Im KC Deutsch für die Niedersächsische Realschule (2021) findet sich, wie in fast allen KC, eine Operatorenliste, aus der wir uns hier einen Auszug anschauen. In der linken Spalte ist der Operator aufgeführt, in der Mitte eine Paraphrasierung der erwarteten Schülerhandlung und rechts die Zuordnung zum/zu den jeweiligen Anforderungsbereich/en:

In der linken Spalte stehen die Operatoren, in der Mitte eine Paraphrasieren



Ein Beispiel: 

berichten - Bericht schreiben 
          • Nur Wichtiges wird aufgenommen, Nebensächliches lässt man weg.
          • Ein Unfallbericht ist sachlich; persönliche Gefühle bleiben unberücksichtigt. 
          • Unfallberichte enthalten nur Tatsachen. Vermutungen werden nicht geäußert. 
          • Ein Unfallbericht wird im Präteritum geschrieben. Ereignisse, die zeitlich noch vor dem Unfall liegen, stehen im Plusquamperfekt, z.B.: 
"Jeanette überquerte die Straße, nachdem sie sich umgesehen hatte."

(Cornelsen Verlag, Berlin, 2005. Aus: Deutschbuch 6., S. 73)

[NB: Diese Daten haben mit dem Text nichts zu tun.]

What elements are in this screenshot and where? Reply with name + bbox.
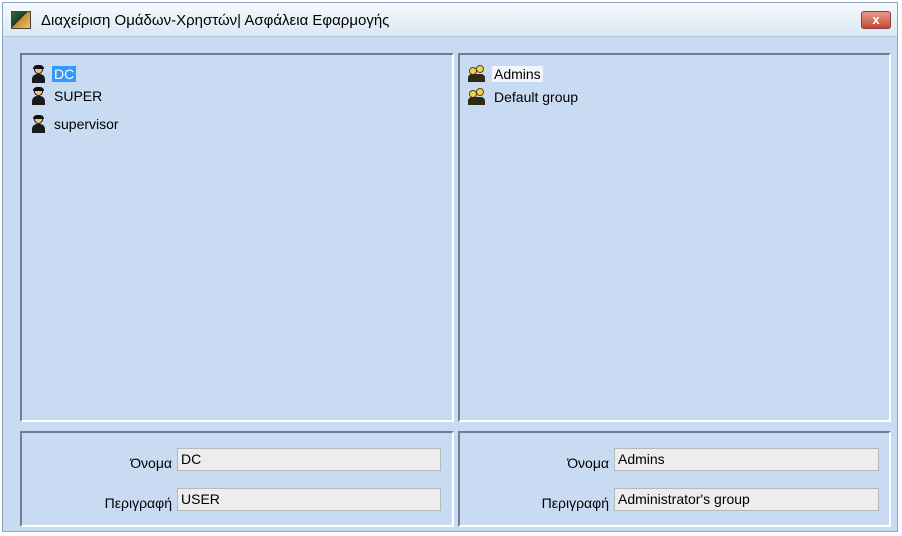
close-icon: x bbox=[872, 12, 880, 27]
group-label: Admins bbox=[492, 66, 543, 82]
user-name-field[interactable]: DC bbox=[177, 448, 441, 471]
group-list-item-admins[interactable]: Admins bbox=[468, 63, 543, 85]
user-list-item-supervisor[interactable]: supervisor bbox=[30, 113, 121, 135]
group-label: Default group bbox=[494, 89, 579, 105]
group-icon bbox=[468, 88, 486, 106]
close-button[interactable]: x bbox=[861, 11, 891, 29]
group-name-label: Όνομα bbox=[567, 455, 609, 471]
group-list-item-default-group[interactable]: Default group bbox=[468, 86, 580, 108]
groups-list[interactable]: Admins Default group bbox=[458, 53, 891, 422]
title-bar[interactable]: Διαχείριση Ομάδων-Χρηστών| Ασφάλεια Εφαρ… bbox=[3, 3, 897, 37]
user-icon bbox=[30, 65, 46, 83]
group-description-label: Περιγραφή bbox=[541, 495, 609, 511]
window-title: Διαχείριση Ομάδων-Χρηστών| Ασφάλεια Εφαρ… bbox=[41, 12, 390, 29]
user-group-management-window: Διαχείριση Ομάδων-Χρηστών| Ασφάλεια Εφαρ… bbox=[2, 2, 898, 532]
application-icon bbox=[11, 11, 31, 29]
user-label: SUPER bbox=[54, 88, 103, 104]
user-description-field[interactable]: USER bbox=[177, 488, 441, 511]
users-list[interactable]: DC SUPER supervisor bbox=[20, 53, 454, 422]
user-icon bbox=[30, 87, 46, 105]
user-details-panel: Όνομα DC Περιγραφή USER bbox=[20, 431, 454, 527]
user-name-label: Όνομα bbox=[130, 455, 172, 471]
group-icon bbox=[468, 65, 486, 83]
user-label: DC bbox=[52, 66, 77, 82]
group-name-field[interactable]: Admins bbox=[614, 448, 879, 471]
user-list-item-dc[interactable]: DC bbox=[30, 63, 77, 85]
group-details-panel: Όνομα Admins Περιγραφή Administrator's g… bbox=[458, 431, 891, 527]
user-description-label: Περιγραφή bbox=[104, 495, 172, 511]
user-label: supervisor bbox=[54, 116, 119, 132]
user-list-item-super[interactable]: SUPER bbox=[30, 85, 104, 107]
group-description-field[interactable]: Administrator's group bbox=[614, 488, 879, 511]
user-icon bbox=[30, 115, 46, 133]
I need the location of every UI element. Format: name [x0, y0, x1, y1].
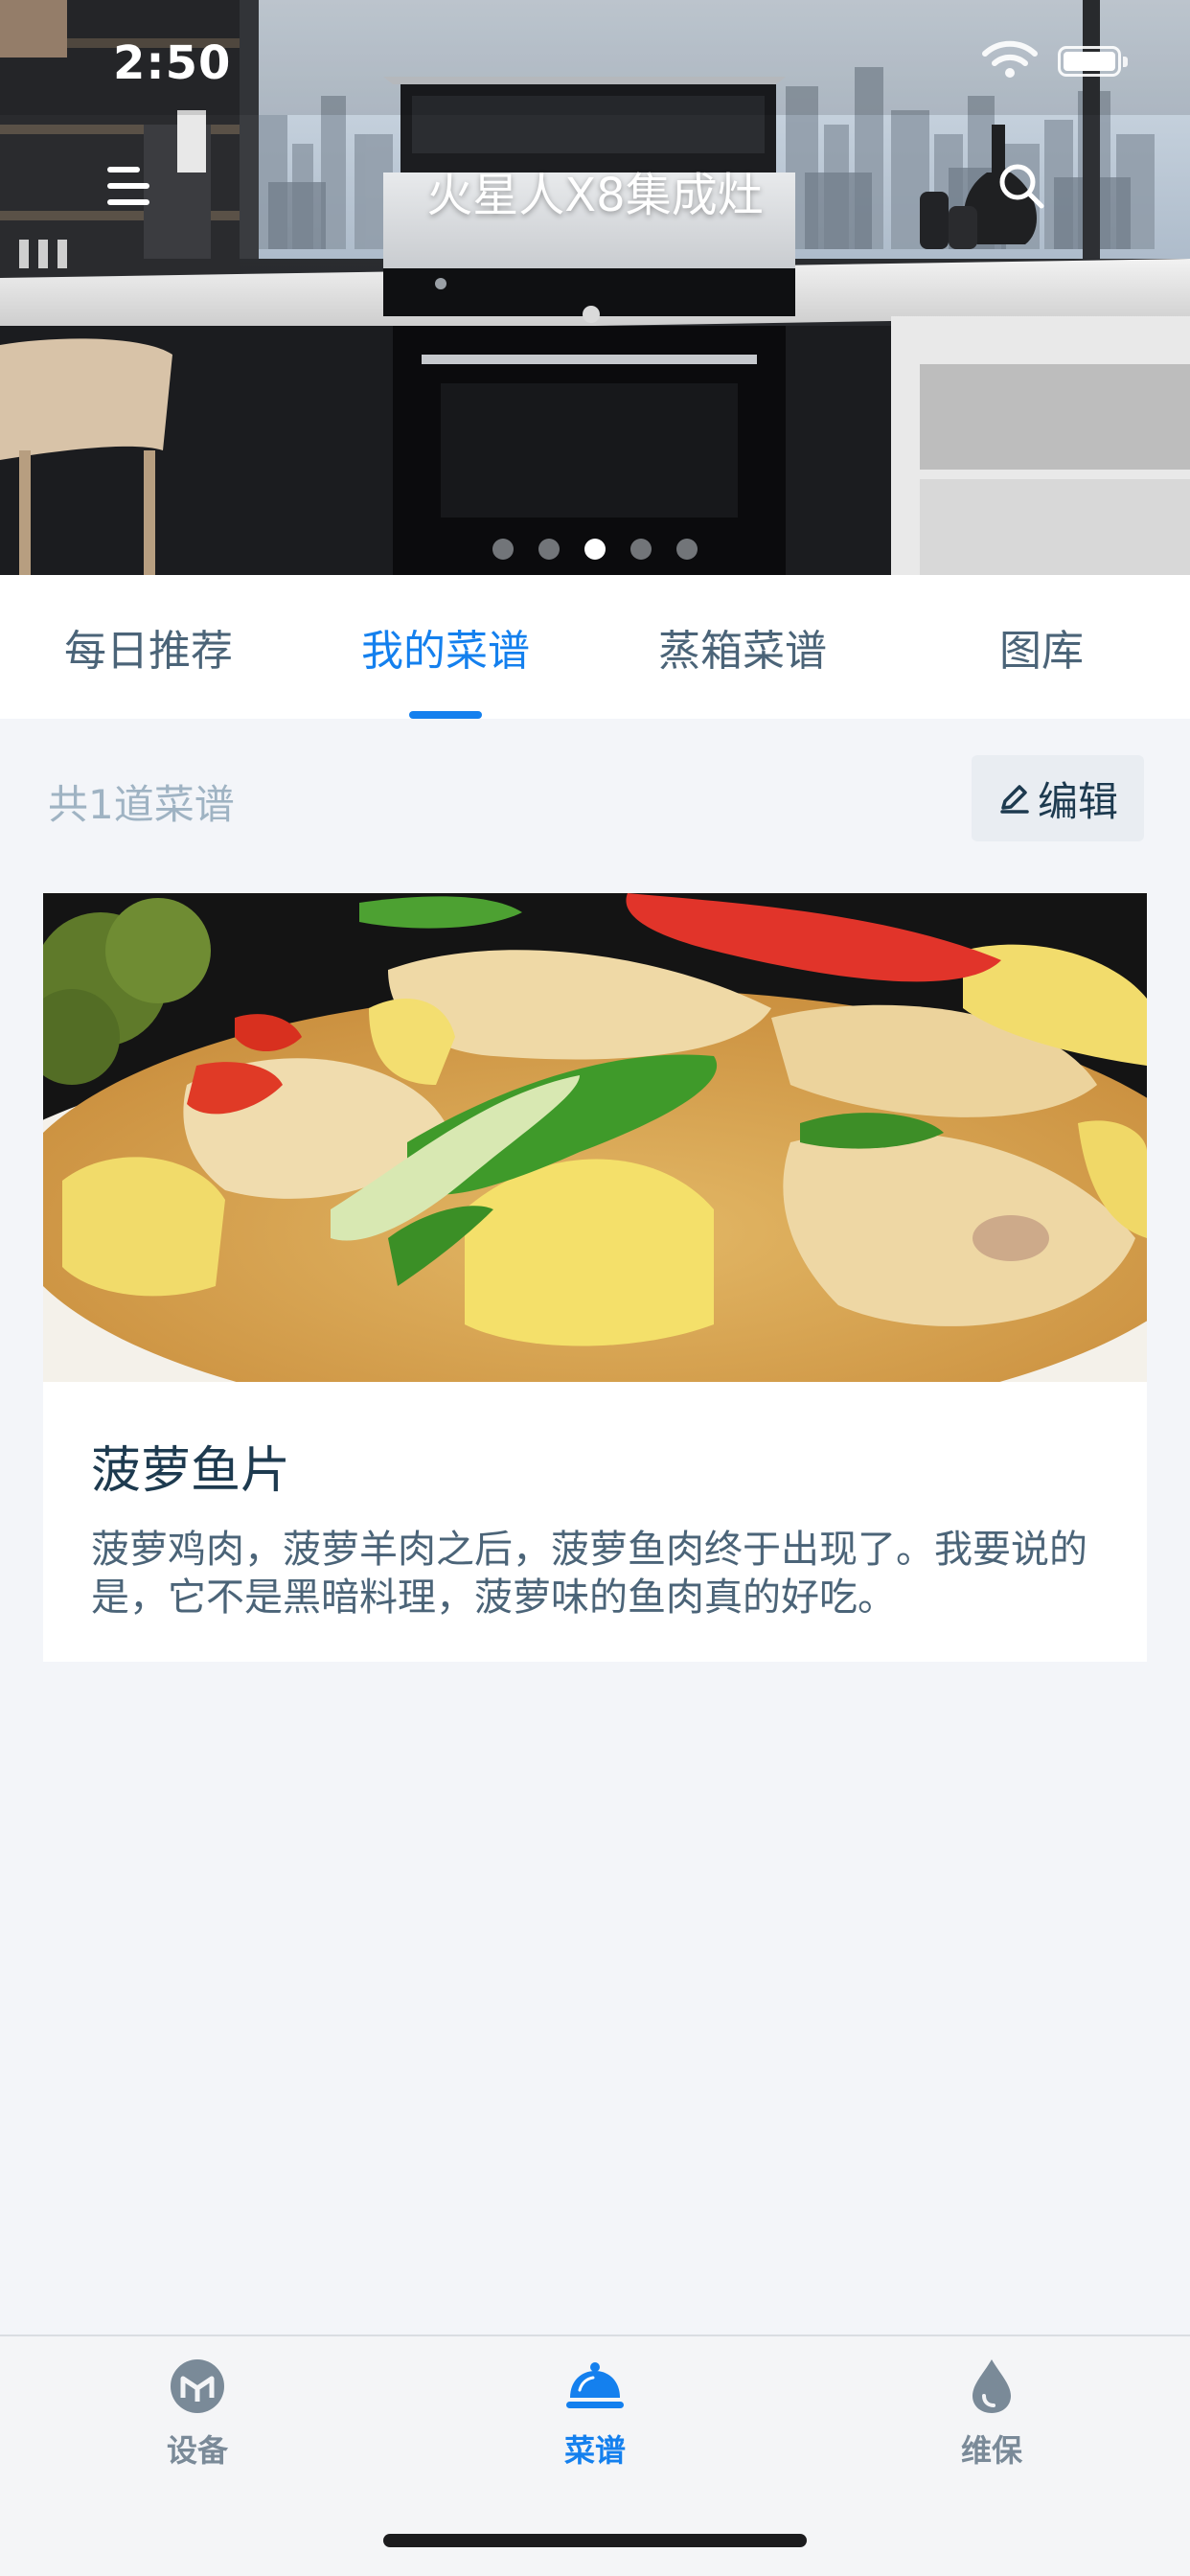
recipe-tabs: 每日推荐 我的菜谱 蒸箱菜谱 图库	[0, 575, 1190, 719]
tab-label: 图库	[999, 627, 1084, 676]
tab-label: 蒸箱菜谱	[658, 627, 827, 676]
hero-banner[interactable]: 2:50 火星人X8集成灶	[0, 0, 1190, 575]
water-drop-icon	[973, 2359, 1011, 2413]
recipe-title: 菠萝鱼片	[91, 1442, 291, 1500]
wifi-icon	[982, 40, 1038, 78]
nav-item-maintenance[interactable]: 维保	[896, 2356, 1087, 2480]
carousel-dot-active[interactable]	[584, 539, 606, 560]
battery-icon	[1058, 46, 1128, 77]
recipe-card[interactable]: 菠萝鱼片 菠萝鸡肉，菠萝羊肉之后，菠萝鱼肉终于出现了。我要说的是，它不是黑暗料理…	[43, 893, 1147, 1662]
device-icon	[171, 2359, 224, 2413]
recipe-description: 菠萝鸡肉，菠萝羊肉之后，菠萝鱼肉终于出现了。我要说的是，它不是黑暗料理，菠萝味的…	[91, 1528, 1087, 1620]
tab-daily-recommend[interactable]: 每日推荐	[0, 575, 297, 719]
recipe-count: 共1道菜谱	[48, 781, 235, 828]
tab-gallery[interactable]: 图库	[893, 575, 1190, 719]
recipe-photo	[43, 893, 1147, 1382]
status-time: 2:50	[113, 36, 232, 90]
nav-label: 维保	[960, 2432, 1022, 2469]
carousel-dot[interactable]	[676, 539, 698, 560]
nav-item-recipes[interactable]: 菜谱	[499, 2356, 691, 2480]
nav-label: 设备	[166, 2432, 228, 2469]
tab-my-recipes[interactable]: 我的菜谱	[297, 575, 594, 719]
carousel-dot[interactable]	[630, 539, 652, 560]
edit-button[interactable]: 编辑	[972, 755, 1144, 841]
edit-label: 编辑	[1037, 777, 1118, 825]
carousel-dots[interactable]	[0, 539, 1190, 560]
search-icon[interactable]	[996, 161, 1046, 211]
home-indicator[interactable]	[383, 2534, 807, 2547]
tab-steam-oven-recipes[interactable]: 蒸箱菜谱	[594, 575, 891, 719]
nav-label: 菜谱	[563, 2432, 626, 2469]
tab-label: 每日推荐	[64, 627, 233, 676]
nav-item-device[interactable]: 设备	[102, 2356, 293, 2480]
pencil-icon	[1000, 785, 1029, 814]
cloche-icon	[566, 2362, 624, 2408]
carousel-dot[interactable]	[492, 539, 514, 560]
tab-active-indicator	[409, 711, 482, 719]
tab-label: 我的菜谱	[361, 627, 530, 676]
carousel-dot[interactable]	[538, 539, 560, 560]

Es wird aus der einem Schulbuch entnommenen Definition deutlich, dass die Lernenden im Hinblick auf das Verfassen eines Berichts verschiedene sprachliche Ressourcen einbringen müssen. Sie müssen zum Einen entscheiden, was für den Unfallbericht wirklich wichtig ist und was vernachlässigt werden sollte. Dies kann durchaus subjektiv ausgelegt werden. Noch stärker trifft dieser Aspekt wohl auf die Gefühlslage bzw. die geforderte Sachlichkeit im Rahmen eines Berichts zu, da viele Kinder ein starkes Unrechtsempfinden haben und sich dementsprechend über Geschehenes urteilend äußern möchten. Zum Anderen müssen die Zeitformen der Verben bereits erlernt worden sein, sodass ein Bericht entsprechend korrekt verfasst werden kann.